Prove that $\sqrt{2} + \sqrt{3} + \sqrt{5}$ is irrational.

Let's argue indirectly...

Assume that $\sqrt{2} + \sqrt{3} + \sqrt{5}$ is rational.

As such, we can find a rational number $r>0$ where $$\sqrt{2} + \sqrt{3} + \sqrt{5} = r$$ Suppose, following a natural instinct, we try to reduce the number of radicals in this equation.

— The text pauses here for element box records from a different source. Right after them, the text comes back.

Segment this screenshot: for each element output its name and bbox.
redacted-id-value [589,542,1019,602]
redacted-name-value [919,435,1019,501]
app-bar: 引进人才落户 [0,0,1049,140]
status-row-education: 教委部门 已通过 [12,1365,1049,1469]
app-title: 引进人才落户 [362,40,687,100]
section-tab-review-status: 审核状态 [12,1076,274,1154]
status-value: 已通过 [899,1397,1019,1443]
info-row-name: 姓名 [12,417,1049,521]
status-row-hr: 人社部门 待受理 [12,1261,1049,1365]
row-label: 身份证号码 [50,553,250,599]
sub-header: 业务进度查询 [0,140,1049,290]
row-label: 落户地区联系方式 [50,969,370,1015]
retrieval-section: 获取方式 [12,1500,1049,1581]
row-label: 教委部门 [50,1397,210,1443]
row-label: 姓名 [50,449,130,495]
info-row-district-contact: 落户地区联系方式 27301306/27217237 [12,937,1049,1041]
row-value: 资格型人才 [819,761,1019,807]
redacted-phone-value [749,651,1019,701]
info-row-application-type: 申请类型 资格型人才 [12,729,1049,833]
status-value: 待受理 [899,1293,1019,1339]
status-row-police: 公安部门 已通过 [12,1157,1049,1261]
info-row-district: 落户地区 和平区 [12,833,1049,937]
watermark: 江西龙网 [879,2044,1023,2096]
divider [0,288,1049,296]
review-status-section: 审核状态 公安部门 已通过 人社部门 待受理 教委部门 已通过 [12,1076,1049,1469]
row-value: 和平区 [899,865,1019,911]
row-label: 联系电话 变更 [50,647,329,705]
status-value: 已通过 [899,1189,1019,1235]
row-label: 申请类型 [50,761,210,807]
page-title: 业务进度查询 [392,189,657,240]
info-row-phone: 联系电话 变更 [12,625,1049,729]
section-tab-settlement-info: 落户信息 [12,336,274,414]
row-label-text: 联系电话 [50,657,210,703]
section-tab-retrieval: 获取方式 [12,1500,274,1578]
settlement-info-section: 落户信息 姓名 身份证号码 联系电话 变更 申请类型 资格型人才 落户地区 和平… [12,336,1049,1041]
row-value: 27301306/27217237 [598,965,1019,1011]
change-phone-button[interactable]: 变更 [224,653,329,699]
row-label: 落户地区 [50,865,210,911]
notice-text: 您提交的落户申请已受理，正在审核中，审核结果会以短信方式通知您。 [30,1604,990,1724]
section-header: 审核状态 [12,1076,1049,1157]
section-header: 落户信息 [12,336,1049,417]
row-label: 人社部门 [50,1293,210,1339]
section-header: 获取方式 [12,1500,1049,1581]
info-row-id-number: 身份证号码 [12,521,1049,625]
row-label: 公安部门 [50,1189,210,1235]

We can start by pulling the $\sqrt{5}$ to one side and then squaring both sides...

$$\begin{align}\sqrt{2} + \sqrt{3} &= r - \sqrt{5}\\
(\sqrt{2} + \sqrt{3})^2 &= (r - \sqrt{5})^2\\
2 + 2\sqrt{6} + 3 &= r^2 - 2r\sqrt{5} +5\\
2\sqrt{6} &= r^2 - 2r\sqrt{5}\\
(2\sqrt{6})^2 &= (r^2 - 2r\sqrt{5})^2\\
24 &= r^4 - 4r^3\sqrt{5} + 20r^2\\
4r^2\sqrt{5} &= r^4 +20r^2 - 24\\
\sqrt{5} &= \frac{r^4 +20r^2 - 24}{4r^2}\end{align}$$

Recall, non-zero rational numbers are closed with respect to addition, subtraction, multiplication, and division -- so $\dfrac{r^4 +20r^2 - 24}{4r^2}$ must be a rational number. But then, $\sqrt{5}$ must be rational. We know this can't be! We have our desired contradiction. As such, we must reject our assumption.

Instead, its opposite must be true: $\sqrt{2} + \sqrt{3} + \sqrt{5}$ is irrational.